German chemicals firm Bayer has received approval from the US Department of Justice (DOJ) for its planned US$62.5bn takeover deal of agrichem company Monsanto, clearing one of its last major regulatory hurdles.

As part of the agreement with the DOJ, Bayer would sell roughly US$9bn worth of assets, which DOJ Antitrust Division head Makan Delrahim called the “largest divestiture ever required by the USA,” wrote Reuters on 29 May.

A spokesman from Bayer told Reuters the company’s planned sale of businesses worth US$2.2bn to its compatriot BASF was not “materially different” from what the DOJ demanded.

The US approval had been delayed for several months but, in April, Bayer said it had reached an agreement in principle with the DOJ.
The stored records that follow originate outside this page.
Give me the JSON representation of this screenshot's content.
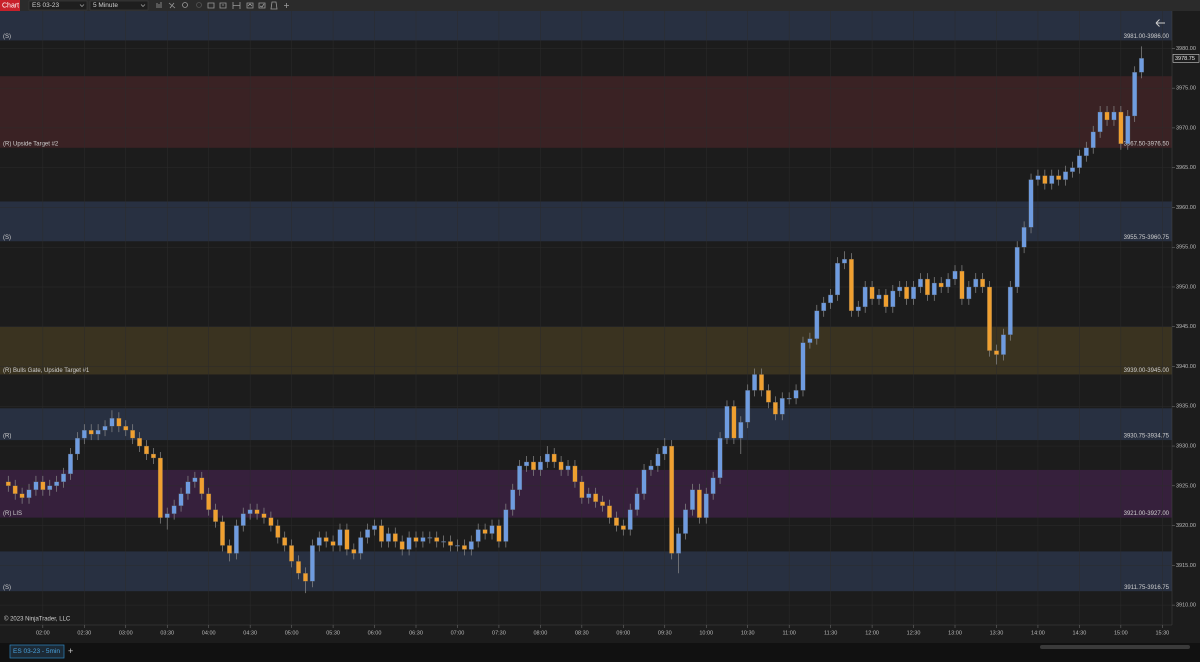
{
  "toolbar": {
    "tab": "Chart",
    "instrument": "ES 03-23",
    "interval": "5 Minute"
  },
  "chart_data": {
    "type": "candlestick",
    "up_color": "#6f9ce0",
    "down_color": "#f0a030",
    "grid": true,
    "copyright": "© 2023 NinjaTrader, LLC",
    "xlim": [
      89,
      937
    ],
    "ylim": [
      3907.5,
      3984.7
    ],
    "xticks": [
      {
        "value": 120,
        "label": "02:00"
      },
      {
        "value": 150,
        "label": "02:30"
      },
      {
        "value": 180,
        "label": "03:00"
      },
      {
        "value": 210,
        "label": "03:30"
      },
      {
        "value": 240,
        "label": "04:00"
      },
      {
        "value": 270,
        "label": "04:30"
      },
      {
        "value": 300,
        "label": "05:00"
      },
      {
        "value": 330,
        "label": "05:30"
      },
      {
        "value": 360,
        "label": "06:00"
      },
      {
        "value": 390,
        "label": "06:30"
      },
      {
        "value": 420,
        "label": "07:00"
      },
      {
        "value": 450,
        "label": "07:30"
      },
      {
        "value": 480,
        "label": "08:00"
      },
      {
        "value": 510,
        "label": "08:30"
      },
      {
        "value": 540,
        "label": "09:00"
      },
      {
        "value": 570,
        "label": "09:30"
      },
      {
        "value": 600,
        "label": "10:00"
      },
      {
        "value": 630,
        "label": "10:30"
      },
      {
        "value": 660,
        "label": "11:00"
      },
      {
        "value": 690,
        "label": "11:30"
      },
      {
        "value": 720,
        "label": "12:00"
      },
      {
        "value": 750,
        "label": "12:30"
      },
      {
        "value": 780,
        "label": "13:00"
      },
      {
        "value": 810,
        "label": "13:30"
      },
      {
        "value": 840,
        "label": "14:00"
      },
      {
        "value": 870,
        "label": "14:30"
      },
      {
        "value": 900,
        "label": "15:00"
      },
      {
        "value": 930,
        "label": "15:30"
      }
    ],
    "yticks": [
      {
        "value": 3910,
        "label": "3910.00"
      },
      {
        "value": 3915,
        "label": "3915.00"
      },
      {
        "value": 3920,
        "label": "3920.00"
      },
      {
        "value": 3925,
        "label": "3925.00"
      },
      {
        "value": 3930,
        "label": "3930.00"
      },
      {
        "value": 3935,
        "label": "3935.00"
      },
      {
        "value": 3940,
        "label": "3940.00"
      },
      {
        "value": 3945,
        "label": "3945.00"
      },
      {
        "value": 3950,
        "label": "3950.00"
      },
      {
        "value": 3955,
        "label": "3955.00"
      },
      {
        "value": 3960,
        "label": "3960.00"
      },
      {
        "value": 3965,
        "label": "3965.00"
      },
      {
        "value": 3970,
        "label": "3970.00"
      },
      {
        "value": 3975,
        "label": "3975.00"
      },
      {
        "value": 3980,
        "label": "3980.00"
      }
    ],
    "zones": [
      {
        "name": "(S)",
        "range_label": "3981.00-3986.00",
        "low": 3981,
        "high": 3986,
        "color": "#283041"
      },
      {
        "name": "(R) Upside Target #2",
        "range_label": "3967.50-3976.50",
        "low": 3967.5,
        "high": 3976.5,
        "color": "#3a2224"
      },
      {
        "name": "(S)",
        "range_label": "3955.75-3960.75",
        "low": 3955.75,
        "high": 3960.75,
        "color": "#283041"
      },
      {
        "name": "(R) Bulls Gate, Upside Target #1",
        "range_label": "3939.00-3945.00",
        "low": 3939,
        "high": 3945,
        "color": "#3a3320"
      },
      {
        "name": "(R)",
        "range_label": "3930.75-3934.75",
        "low": 3930.75,
        "high": 3934.75,
        "color": "#283041"
      },
      {
        "name": "(R) LIS",
        "range_label": "3921.00-3927.00",
        "low": 3921,
        "high": 3927,
        "color": "#36203c"
      },
      {
        "name": "(S)",
        "range_label": "3911.75-3916.75",
        "low": 3911.75,
        "high": 3916.75,
        "color": "#283041"
      }
    ],
    "x": [
      95,
      100,
      105,
      110,
      115,
      120,
      125,
      130,
      135,
      140,
      145,
      150,
      155,
      160,
      165,
      170,
      175,
      180,
      185,
      190,
      195,
      200,
      205,
      210,
      215,
      220,
      225,
      230,
      235,
      240,
      245,
      250,
      255,
      260,
      265,
      270,
      275,
      280,
      285,
      290,
      295,
      300,
      305,
      310,
      315,
      320,
      325,
      330,
      335,
      340,
      345,
      350,
      355,
      360,
      365,
      370,
      375,
      380,
      385,
      390,
      395,
      400,
      405,
      410,
      415,
      420,
      425,
      430,
      435,
      440,
      445,
      450,
      455,
      460,
      465,
      470,
      475,
      480,
      485,
      490,
      495,
      500,
      505,
      510,
      515,
      520,
      525,
      530,
      535,
      540,
      545,
      550,
      555,
      560,
      565,
      570,
      575,
      580,
      585,
      590,
      595,
      600,
      605,
      610,
      615,
      620,
      625,
      630,
      635,
      640,
      645,
      650,
      655,
      660,
      665,
      670,
      675,
      680,
      685,
      690,
      695,
      700,
      705,
      710,
      715,
      720,
      725,
      730,
      735,
      740,
      745,
      750,
      755,
      760,
      765,
      770,
      775,
      780,
      785,
      790,
      795,
      800,
      805,
      810,
      815,
      820,
      825,
      830,
      835,
      840,
      845,
      850,
      855,
      860,
      865,
      870,
      875,
      880,
      885,
      890,
      895,
      900,
      905,
      910,
      915
    ],
    "open": [
      3925.5,
      3925,
      3924,
      3923.5,
      3924.5,
      3925.5,
      3924.5,
      3925,
      3925.5,
      3926.5,
      3929,
      3931,
      3932,
      3931.5,
      3932,
      3932.5,
      3933.5,
      3932.5,
      3932,
      3931,
      3930,
      3929,
      3928.5,
      3921,
      3921.5,
      3922.5,
      3924,
      3925.5,
      3926,
      3924,
      3922,
      3920.5,
      3917.5,
      3916.5,
      3920,
      3921.5,
      3922,
      3921.5,
      3921,
      3920,
      3918.5,
      3917.5,
      3915.5,
      3914,
      3913,
      3917.5,
      3918.5,
      3918,
      3917.5,
      3919.5,
      3917,
      3916.5,
      3918.5,
      3919.5,
      3920,
      3918,
      3919,
      3918,
      3917,
      3918.5,
      3918,
      3918.5,
      3918.5,
      3918,
      3918,
      3917.5,
      3917.5,
      3917,
      3918,
      3919.5,
      3919,
      3920,
      3918,
      3922,
      3924.5,
      3927.5,
      3928,
      3927,
      3928,
      3929,
      3928,
      3927,
      3927.5,
      3925.5,
      3923.5,
      3924,
      3923,
      3922.5,
      3921,
      3920,
      3919.5,
      3922,
      3924,
      3927,
      3927.5,
      3929,
      3930,
      3916.5,
      3919,
      3922,
      3924.5,
      3921,
      3924,
      3926,
      3931,
      3935,
      3931,
      3933,
      3937,
      3939,
      3937,
      3935.5,
      3934,
      3936,
      3936,
      3937,
      3943,
      3943.5,
      3947,
      3948,
      3949,
      3953,
      3953.5,
      3947,
      3947.5,
      3950,
      3948.5,
      3949,
      3947.5,
      3949.5,
      3950,
      3948.5,
      3950,
      3951,
      3949,
      3950.5,
      3950,
      3951,
      3952,
      3948.5,
      3950,
      3951,
      3950,
      3942,
      3941.5,
      3944,
      3950,
      3955,
      3957.5,
      3963.5,
      3964,
      3963,
      3964,
      3963.5,
      3964.5,
      3965,
      3966.5,
      3967.5,
      3969.5,
      3972,
      3971,
      3972,
      3968,
      3971.5,
      3977
    ],
    "high": [
      3926.25,
      3925.75,
      3924.75,
      3925.25,
      3926.25,
      3926.25,
      3925.75,
      3926.25,
      3927.25,
      3929.75,
      3931.75,
      3932.75,
      3932.75,
      3932.75,
      3933.25,
      3934.5,
      3934.25,
      3933.25,
      3932.75,
      3931.75,
      3930.75,
      3929.75,
      3929.25,
      3922.25,
      3923.25,
      3924.75,
      3926.25,
      3926.75,
      3926.75,
      3924.75,
      3922.75,
      3921.25,
      3918.25,
      3920.75,
      3922.25,
      3922.75,
      3922.75,
      3922.25,
      3921.75,
      3920.75,
      3919.25,
      3918.25,
      3916.25,
      3914.75,
      3918.25,
      3919.25,
      3919.25,
      3918.75,
      3920.25,
      3920.25,
      3917.75,
      3919.25,
      3920.25,
      3920.75,
      3920.75,
      3919.75,
      3919.75,
      3918.75,
      3919.25,
      3919.25,
      3919.25,
      3919.25,
      3919.25,
      3918.75,
      3918.75,
      3918.25,
      3918.25,
      3918.75,
      3920.25,
      3920.25,
      3920.75,
      3920.75,
      3922.75,
      3925.25,
      3928.25,
      3928.75,
      3928.75,
      3928.75,
      3930,
      3929.75,
      3928.75,
      3928.25,
      3928.25,
      3926.25,
      3924.75,
      3924.75,
      3923.75,
      3923.25,
      3921.75,
      3920.75,
      3922.75,
      3924.75,
      3927.75,
      3928.25,
      3929.75,
      3931,
      3930.75,
      3919.75,
      3922.75,
      3925.25,
      3925.25,
      3924.75,
      3926.75,
      3931.75,
      3935.75,
      3935.75,
      3933.75,
      3937.75,
      3939.75,
      3939.75,
      3937.75,
      3936.25,
      3936.75,
      3936.75,
      3937.75,
      3943.75,
      3944.25,
      3947.75,
      3948.75,
      3949.75,
      3953.75,
      3954.5,
      3954.25,
      3948.25,
      3950.75,
      3950.75,
      3949.75,
      3949.75,
      3950.25,
      3950.75,
      3950.75,
      3950.75,
      3951.75,
      3951.75,
      3951.25,
      3951.25,
      3951.75,
      3952.75,
      3952.75,
      3950.75,
      3951.75,
      3951.75,
      3950.75,
      3942.75,
      3944.75,
      3950.75,
      3955.75,
      3958.25,
      3964.25,
      3964.75,
      3964.75,
      3964.75,
      3964.75,
      3965.25,
      3965.75,
      3967.25,
      3968.25,
      3970.25,
      3972.75,
      3972.75,
      3972.75,
      3972.75,
      3972.25,
      3977.75,
      3980.25
    ],
    "low": [
      3924.25,
      3923.25,
      3922.75,
      3922.75,
      3923.75,
      3923.75,
      3923.75,
      3924.25,
      3924.75,
      3925.75,
      3928.25,
      3930.25,
      3930.75,
      3930.75,
      3931.25,
      3931.75,
      3931.75,
      3931.25,
      3930.25,
      3929.25,
      3928.25,
      3927.75,
      3920.25,
      3919.5,
      3920.75,
      3921.75,
      3923.25,
      3924.75,
      3923.25,
      3921.25,
      3919.75,
      3916.75,
      3915.5,
      3915.75,
      3919.25,
      3920.75,
      3920.75,
      3920.25,
      3919.25,
      3917.75,
      3916.75,
      3914.75,
      3913.25,
      3911.5,
      3912.25,
      3916.75,
      3917.25,
      3916.75,
      3916.75,
      3916.25,
      3915.75,
      3915.75,
      3917.75,
      3918.75,
      3917.25,
      3917.25,
      3917.25,
      3916.25,
      3916.25,
      3917.25,
      3917.25,
      3917.75,
      3917.25,
      3917.25,
      3916.75,
      3916.75,
      3916.25,
      3916.25,
      3917.25,
      3918.25,
      3918.25,
      3917.25,
      3917.25,
      3921.25,
      3923.75,
      3926.75,
      3926.25,
      3926.25,
      3927.25,
      3927.25,
      3926.25,
      3926.25,
      3924.75,
      3922.75,
      3922.75,
      3922.25,
      3921.75,
      3920.25,
      3919.25,
      3918.75,
      3918.75,
      3921.25,
      3923.25,
      3926.25,
      3926.75,
      3928.25,
      3915.75,
      3914,
      3918.25,
      3921.25,
      3920.25,
      3920.25,
      3923.25,
      3925.25,
      3930.25,
      3930.25,
      3929,
      3932.25,
      3936.25,
      3936.25,
      3934.75,
      3933.25,
      3933.25,
      3935.25,
      3935.25,
      3936.25,
      3942.25,
      3942.75,
      3946.25,
      3947.25,
      3948.25,
      3952.25,
      3946.25,
      3946.25,
      3946.75,
      3947.75,
      3947.75,
      3946.75,
      3946.75,
      3948.75,
      3947.75,
      3947.75,
      3949.25,
      3948.25,
      3948.25,
      3949.25,
      3949.25,
      3950.25,
      3947.75,
      3947.75,
      3949.25,
      3949.25,
      3941.25,
      3940.25,
      3940.75,
      3943.25,
      3949.25,
      3954.25,
      3956.75,
      3962.75,
      3962.25,
      3962.25,
      3962.75,
      3962.75,
      3963.75,
      3964.25,
      3965.75,
      3966.75,
      3968.75,
      3970.25,
      3970.25,
      3967.25,
      3967.25,
      3970.75,
      3976.25
    ],
    "close": [
      3925,
      3924,
      3923.5,
      3924.5,
      3925.5,
      3924.5,
      3925,
      3925.5,
      3926.5,
      3929,
      3931,
      3932,
      3931.5,
      3932,
      3932.5,
      3933.5,
      3932.5,
      3932,
      3931,
      3930,
      3929,
      3928.5,
      3921,
      3921.5,
      3922.5,
      3924,
      3925.5,
      3926,
      3924,
      3922,
      3920.5,
      3917.5,
      3916.5,
      3920,
      3921.5,
      3922,
      3921.5,
      3921,
      3920,
      3918.5,
      3917.5,
      3915.5,
      3914,
      3913,
      3917.5,
      3918.5,
      3918,
      3917.5,
      3919.5,
      3917,
      3916.5,
      3918.5,
      3919.5,
      3920,
      3918,
      3919,
      3918,
      3917,
      3918.5,
      3918,
      3918.5,
      3918.5,
      3918,
      3918,
      3917.5,
      3917.5,
      3917,
      3918,
      3919.5,
      3919,
      3920,
      3918,
      3922,
      3924.5,
      3927.5,
      3928,
      3927,
      3928,
      3929,
      3928,
      3927,
      3927.5,
      3925.5,
      3923.5,
      3924,
      3923,
      3922.5,
      3921,
      3920,
      3919.5,
      3922,
      3924,
      3927,
      3927.5,
      3929,
      3930,
      3916.5,
      3919,
      3922,
      3924.5,
      3921,
      3924,
      3926,
      3931,
      3935,
      3931,
      3933,
      3937,
      3939,
      3937,
      3935.5,
      3934,
      3936,
      3936,
      3937,
      3943,
      3943.5,
      3947,
      3948,
      3949,
      3953,
      3953.5,
      3947,
      3947.5,
      3950,
      3948.5,
      3949,
      3947.5,
      3949.5,
      3950,
      3948.5,
      3950,
      3951,
      3949,
      3950.5,
      3950,
      3951,
      3952,
      3948.5,
      3950,
      3951,
      3950,
      3942,
      3941.5,
      3944,
      3950,
      3955,
      3957.5,
      3963.5,
      3964,
      3963,
      3964,
      3963.5,
      3964.5,
      3965,
      3966.5,
      3967.5,
      3969.5,
      3972,
      3971,
      3972,
      3968,
      3971.5,
      3977,
      3978.75
    ]
  },
  "tabs": [
    {
      "label": "ES 03-23 - 5min"
    }
  ],
  "add_tab": "+"
}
Bayer has committed to selling its entire cotton, canola, soyabean and vegetable seeds businesses and digital farming business, alongside its Liberty herbicides that compete with Monsanto’s Roundup herbicide.

The firm said it would begin the integration process with Monsanto as soon as the asset sale to BASF was complete, which Bayer projected would take two months.

Monsanto could withdraw from the merger and seek a higher price if Bayer did not close the deal by 14 June, Reuters said.

The Bayer-Monsanto merger has already secured approvals from several key regions, including Brazil, China, the EU and Russia, and is still waiting for a go-ahead from Canada and Mexico.

Earlier in May, Bayer said the synergies it expected to make from the Monsanto merger would be around US$300M lower than what it had earlier anticipated due to it having to divest more businesses than initially expected to secure regulatory approval.

Bayer CEO Werner Baumann nonetheless said he believed in the merger.

“I’m convinced that this acquisition has very great potential for creating value for our company, our stockholders and our customers,” Baumann said on 25 May.